La gestion du bruit sous-marin mérite également une attention particulière, avec de nouvelles technologies et politiques visant à réduire la pollution sonore provenant du transport maritime et de l’industrie offshore. Les pratiques de pêche durables restent cruciales, non seulement par le biais de quotas de capture, mais aussi par des restrictions spatiales qui contribuent à protéger les stocks de poissons. En outre, il est nécessaire de renforcer l’adaptation et l’atténuation du changement climatique, en menant des recherches sur l’impact et en prenant des mesures pour en limiter les conséquences.

Enfin, la recherche structurelle et le suivi restent d’une grande importance pour tous les aspects couverts par la mise en œuvre belge de la Directive-cadre Stratégie pour le Milieu Marin. C’est seulement de cette manière que les mesures politiques pourront être en permanence alignées sur les connaissances scientifiques les plus récentes et que des normes environnementales pourront être établies pour les nouvelles formes de perturbations d’origine humaine, telles que les nouvelles infrastructures et les nouveaux polluants.

La collaboration porte ses fruits

Étant donné que les écosystèmes marins, la répartition des espèces et les impacts humains dépassent les compétences nationales, la protection et la gestion durable de la mer du Nord nécessitent une approche intégrée et transfrontalière. La Belgique collabore également étroitement avec les pays voisins à cette fin, non seulement en termes de politique (formulation d’objectifs et de mesures) mais aussi dans la définition du bon état écologique et l’évaluation de la situation actuelle par rapport aux objectifs environnementaux fixés. Le nouveau rapport s’appuie donc non seulement sur des évaluations nationales, mais également sur des évaluations réalisées dans un contexte international, comme le Bilan de Santé de l’OSPAR et les évaluations des stocks de poissons réalisées par le Conseil International pour l’Exploration de la Mer (CIEM).

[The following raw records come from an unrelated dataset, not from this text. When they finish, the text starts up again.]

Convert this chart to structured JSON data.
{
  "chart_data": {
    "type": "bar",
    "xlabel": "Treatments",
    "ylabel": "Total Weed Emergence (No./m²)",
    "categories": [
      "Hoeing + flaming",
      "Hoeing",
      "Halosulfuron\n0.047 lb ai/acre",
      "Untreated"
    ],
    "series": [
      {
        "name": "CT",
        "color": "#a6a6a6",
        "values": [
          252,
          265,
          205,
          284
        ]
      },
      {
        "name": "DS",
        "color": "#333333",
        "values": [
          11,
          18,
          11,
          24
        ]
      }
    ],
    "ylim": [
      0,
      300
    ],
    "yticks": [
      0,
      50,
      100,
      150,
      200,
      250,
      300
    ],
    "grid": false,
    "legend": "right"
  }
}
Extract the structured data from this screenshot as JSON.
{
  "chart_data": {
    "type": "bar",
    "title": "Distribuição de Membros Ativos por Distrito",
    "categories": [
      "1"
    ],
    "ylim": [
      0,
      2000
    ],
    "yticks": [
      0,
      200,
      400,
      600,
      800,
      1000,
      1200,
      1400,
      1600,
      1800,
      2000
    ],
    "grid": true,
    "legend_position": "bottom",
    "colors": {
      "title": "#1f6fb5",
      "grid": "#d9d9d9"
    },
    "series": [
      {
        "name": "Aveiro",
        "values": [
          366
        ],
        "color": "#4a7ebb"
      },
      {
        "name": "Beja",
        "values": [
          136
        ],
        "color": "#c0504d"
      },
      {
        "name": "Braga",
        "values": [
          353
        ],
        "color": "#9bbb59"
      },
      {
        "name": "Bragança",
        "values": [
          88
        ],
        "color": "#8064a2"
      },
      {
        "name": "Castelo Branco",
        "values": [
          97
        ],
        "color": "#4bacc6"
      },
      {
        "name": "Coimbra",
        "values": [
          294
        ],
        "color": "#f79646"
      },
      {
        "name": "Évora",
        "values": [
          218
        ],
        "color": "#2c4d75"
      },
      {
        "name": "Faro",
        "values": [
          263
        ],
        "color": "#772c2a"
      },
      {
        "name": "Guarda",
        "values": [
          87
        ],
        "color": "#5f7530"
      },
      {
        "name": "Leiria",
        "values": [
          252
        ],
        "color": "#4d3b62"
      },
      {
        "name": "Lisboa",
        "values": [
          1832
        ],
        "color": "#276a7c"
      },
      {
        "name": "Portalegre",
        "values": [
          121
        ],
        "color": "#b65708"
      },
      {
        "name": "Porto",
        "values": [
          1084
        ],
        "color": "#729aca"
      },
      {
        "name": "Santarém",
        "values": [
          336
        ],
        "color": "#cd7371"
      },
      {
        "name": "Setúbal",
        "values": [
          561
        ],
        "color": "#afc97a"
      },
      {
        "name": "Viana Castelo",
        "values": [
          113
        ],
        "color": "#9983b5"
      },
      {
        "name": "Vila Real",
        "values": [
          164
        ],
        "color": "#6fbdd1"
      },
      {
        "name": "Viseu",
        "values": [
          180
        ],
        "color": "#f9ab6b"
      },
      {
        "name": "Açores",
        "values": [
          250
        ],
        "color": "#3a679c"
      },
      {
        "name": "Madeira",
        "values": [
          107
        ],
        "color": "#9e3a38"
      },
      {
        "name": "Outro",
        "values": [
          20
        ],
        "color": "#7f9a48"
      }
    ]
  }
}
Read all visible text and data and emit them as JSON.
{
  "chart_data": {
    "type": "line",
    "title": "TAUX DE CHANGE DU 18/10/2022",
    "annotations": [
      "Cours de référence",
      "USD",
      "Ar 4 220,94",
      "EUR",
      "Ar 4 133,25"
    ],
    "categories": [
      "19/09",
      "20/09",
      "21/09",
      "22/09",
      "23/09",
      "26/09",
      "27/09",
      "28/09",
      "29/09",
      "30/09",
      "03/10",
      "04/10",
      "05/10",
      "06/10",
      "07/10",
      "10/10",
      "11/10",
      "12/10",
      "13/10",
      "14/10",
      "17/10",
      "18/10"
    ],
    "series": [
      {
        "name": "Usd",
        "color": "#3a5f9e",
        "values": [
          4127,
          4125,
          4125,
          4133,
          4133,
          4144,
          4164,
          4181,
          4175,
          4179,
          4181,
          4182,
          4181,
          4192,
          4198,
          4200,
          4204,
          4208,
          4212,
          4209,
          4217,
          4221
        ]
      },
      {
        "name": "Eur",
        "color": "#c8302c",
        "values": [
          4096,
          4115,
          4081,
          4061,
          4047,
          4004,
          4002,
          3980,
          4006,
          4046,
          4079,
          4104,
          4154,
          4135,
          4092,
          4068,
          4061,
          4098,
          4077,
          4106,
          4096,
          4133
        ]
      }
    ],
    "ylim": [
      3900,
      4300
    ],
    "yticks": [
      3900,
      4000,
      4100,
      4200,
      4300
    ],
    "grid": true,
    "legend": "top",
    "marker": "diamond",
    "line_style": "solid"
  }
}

La réussite de la gestion marine dépend également des politiques mises en œuvre dans d’autres domaines. Il est donc crucial de réduire les émissions de gaz à effet de serre, qui continuent d’augmenter, pour mettre un terme aux effets négatifs du changement climatique sur l’environnement marin. Le problème de l’apport excessif de nutriments par les rivières ne peut être résolu sans une coordination adéquate avec la politique de l’azote sur les terres, et donc aussi avec la politique agricole. En outre, la politique commune de la pêche revêt également une grande importance, non seulement pour la gestion durable des espèces exploitées commercialement (poissons, coquillages et crustacés), mais également pour la protection des fonds marins contre la pêche qui perturbe les fonds marins.

En outre, le secteur public joue un rôle crucial : les décideurs politiques, les scientifiques, les entreprises et les citoyens sont encouragés à contribuer à la protection de notre mer du Nord. Des initiatives telles que les partenariats public-privé et les campagnes éducatives joueront un rôle de plus en plus important dans la sensibilisation à l’environnement.

Pour plus d’informations et le rapport complet, visitez le site web belge de la DCSMM.

 

Le service Milieu Marin (Direction Générale Environnement) du Service Public Fédéral Santé publique, Sécurité de la Chaîne alimentaire et Environnement coordonne la mise en œuvre de la Directive-cadre Stratégie pour le Milieu Marin pour la Belgique. L'Institut des Sciences Naturelles (service scientifique UGMM) est chargé de coordonner le suivi et l'évaluation de l'état et travaille en étroite collaboration avec différents services gouvernementaux et instituts de recherche : l'Institut de Recherche pour l'Agriculture, la Pêche et l'Alimentation (ILVO), l'Institut de Recherche pour la Nature et la Forêt (INBO), l'Institut flamand de la Mer (VLIZ) et l'Agence fédérale pour la sécurité de la chaîne alimentaire (AFSCA). Le Service Plateau Continental du Service Public Fédéral Economie et le Groupe de Recherche en Biologie Marine de l'Université de Gand ont également fourni des données pour l'évaluation.